El concepto de neuroglia como “sustancia … que se encuentra entre las partes nerviosas apropiadas, las mantiene juntas y le da al conjunto su forma en mayor o menor grado” fue introducido por Rudolf Virchow en 1850.

La naturaleza celular de las células gliales se reconoció poco después y se caracterizaron morfológicamente diferentes tipos de estas células. En 1851, Heinrich Müller identificó la neuroglia radial de la retina, que hoy se conocen como células de Müller y se caracterizó por Max Schulze en 1858. También en 1858, Karl Bergmann visualizó fibras radiales en el cerebelo, que luego Camillo Golgi identificó como células gliales.

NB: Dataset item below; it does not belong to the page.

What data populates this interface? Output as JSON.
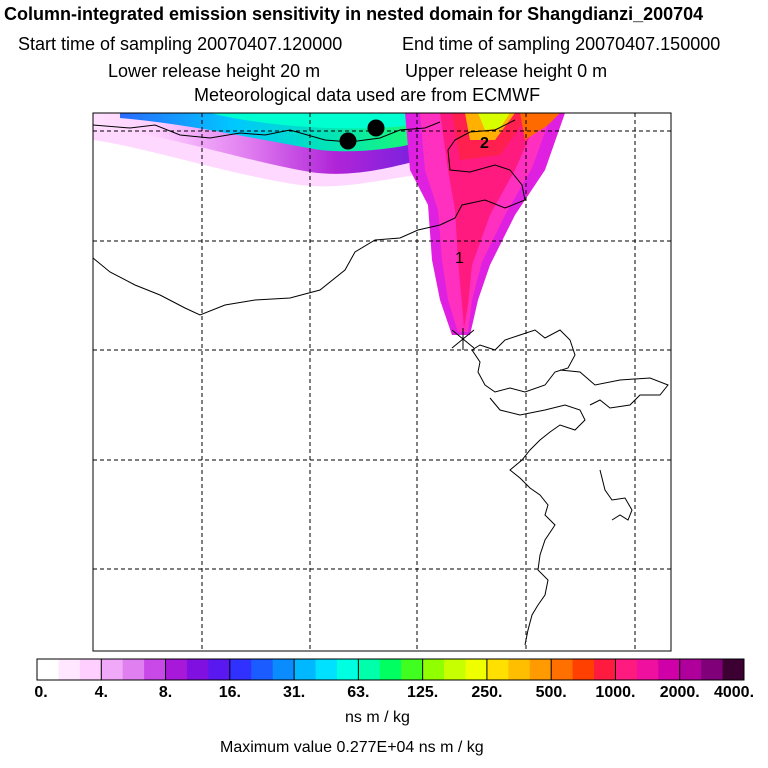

Estas células generalmente se conocen como glia de Bergmann, aunque también se llamaron células epiteliales de Golgi. En 1865, Otto Deiters produjo los primeros dibujos de células gliales estrelladas, que muy probablemente eran astrocitos. Algunos años más tarde, Jacob Henle y Friedrich Merkel visualizaron las redes gliales en la materia gris.

El análisis morfológico detallado de las células gliales comenzó después de Camillo Golgi, quien desarrolló una reacción de tinción negra y produjo dibujos de células gliales teñidas a partir de 1872.

Golgi describió las células neurogliales estrelladas y descubrió que algunas células gliales (que con toda probabilidad eran los astrocitos protoplásmicos) envían los procesos a los vasos sanguíneos, donde establecen las estructuras de los pies terminales.

Desarrolló un concepto del papel nutritivo de la glía y sugirió que las células gliales establecen el vínculo metabólico entre los vasos sanguíneos y el parénquima cerebral.

En 1889, Wilhelm His hizo un descubrimiento fundamental del origen neuronal de la neuroglia al demostrar que tanto las células nerviosas como la neuroglia derivan del neuroectodermo.

Poco después, Santiago Ramón y Cajal desarrollaron la primera tinción específica para astrocitos, la técnica de sublimación de cloruro de oro, que, como sabemos hoy, etiquetó proteína ácida fibrilar glial (GFAP).

Usando esta técnica, Cajal confirmó el origen de los astrocitos a partir de la glía radial, y también demostró que los astrocitos pueden dividirse en el cerebro adulto, sentando así las bases para descubrimientos posteriores de las propiedades del tallo de la astroglia.